いっしょに住んでいたわけではないので普段のことはよく知らないのだけれど、春休みや夏休みに遊びにいくと、いつも奥の部屋でちょこんと座って聖書を読んでいた。ときどきゆっくりと煙草をくゆらしながら。
孫だからと言ってむやみに可愛がるでもなく、むしろ末っ子だった母に対してやたらと子供扱いする感じがなんとも不思議な感じだったのを覚えている。
亡くなったのはもう30年も前のこと。
お葬式は当然のことながら仏式ではなくキリスト教式で近くの教会で行われた。穏やかな顔付きの牧師さんが穏やかにお説教を語り、その合間合間で参列者に配られた薄っぺらい讃美歌集の歌がはさみこまれる。「皆さま、それではお手元の歌集2ページをお開きください。天へ召された○○さんの魂を讃美歌で讃えましょう。」とかなんとか言ってはピアノが演奏されて厳かに合唱がはじまる。
お経とお線香のイメージしかなかったお葬式、あぁ、こういう見送り方もあるもんだな、って思った。

文章や言葉というものは基本的には1対1のコミュニケーションを基礎としていて、まぁ大勢の前でしゃべったとしても1対複数、あくまでも個人的なメッセージの発信として機能するのに対して、音楽や歌というのは複数の人の気持ちをひとつにして届けることができるものなのだな。そして、それが届く距離はとても長い。ひょっとしたらちゃんと天国まで届いているんじゃないかっていう気持ちになるくらい。

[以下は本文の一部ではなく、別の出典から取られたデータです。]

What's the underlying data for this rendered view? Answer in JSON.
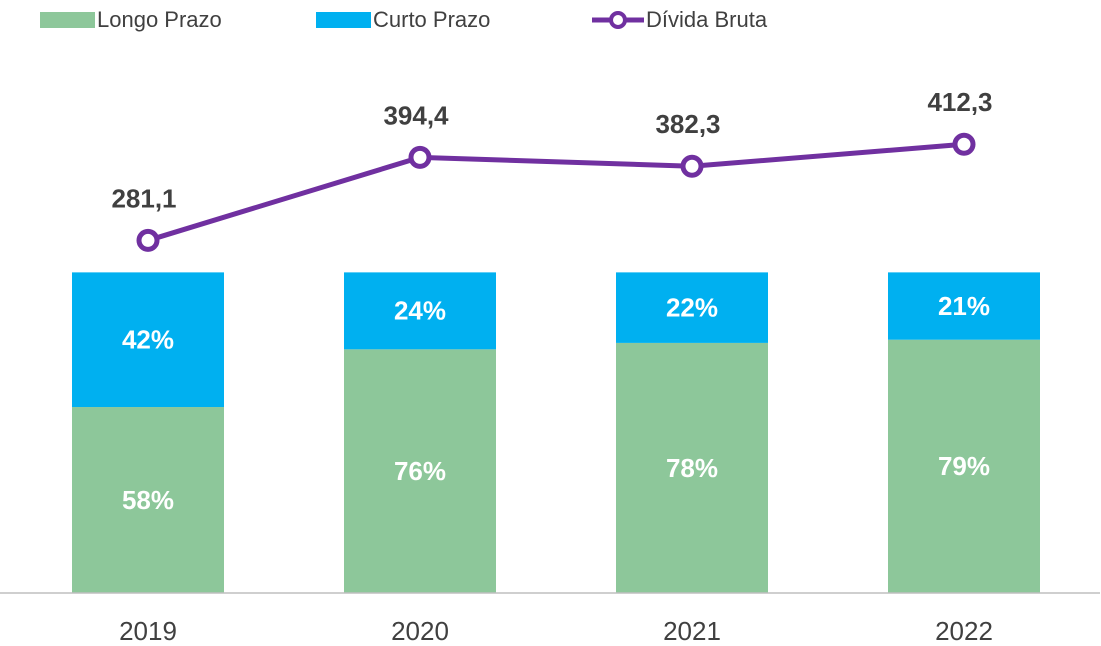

ゴスペルとは、歌で心のうちの神様と交信するための音楽。そしてその場にいる人々の心をひとつにしていくように作用する。その場にいる人ひとりひとりの心のうちに神様の姿が描き出される。そういう心の動きの中ににある種の浄化作用のようなものが生まれていく。
マヘリア・ジャクソンさんは、そんなゴスペルの歌い手の中でもとりわけ強靭で飛距離の長い歌を歌うことができる人だ。
ロマンチックなクリスマスや陽気に浮かれたクリスマスもいいけれど、こういう歌とともにひっそりと静かに過ごすクリスマスも悪くない。
心には、たまには癒しや浄化の機会が必要なのだ。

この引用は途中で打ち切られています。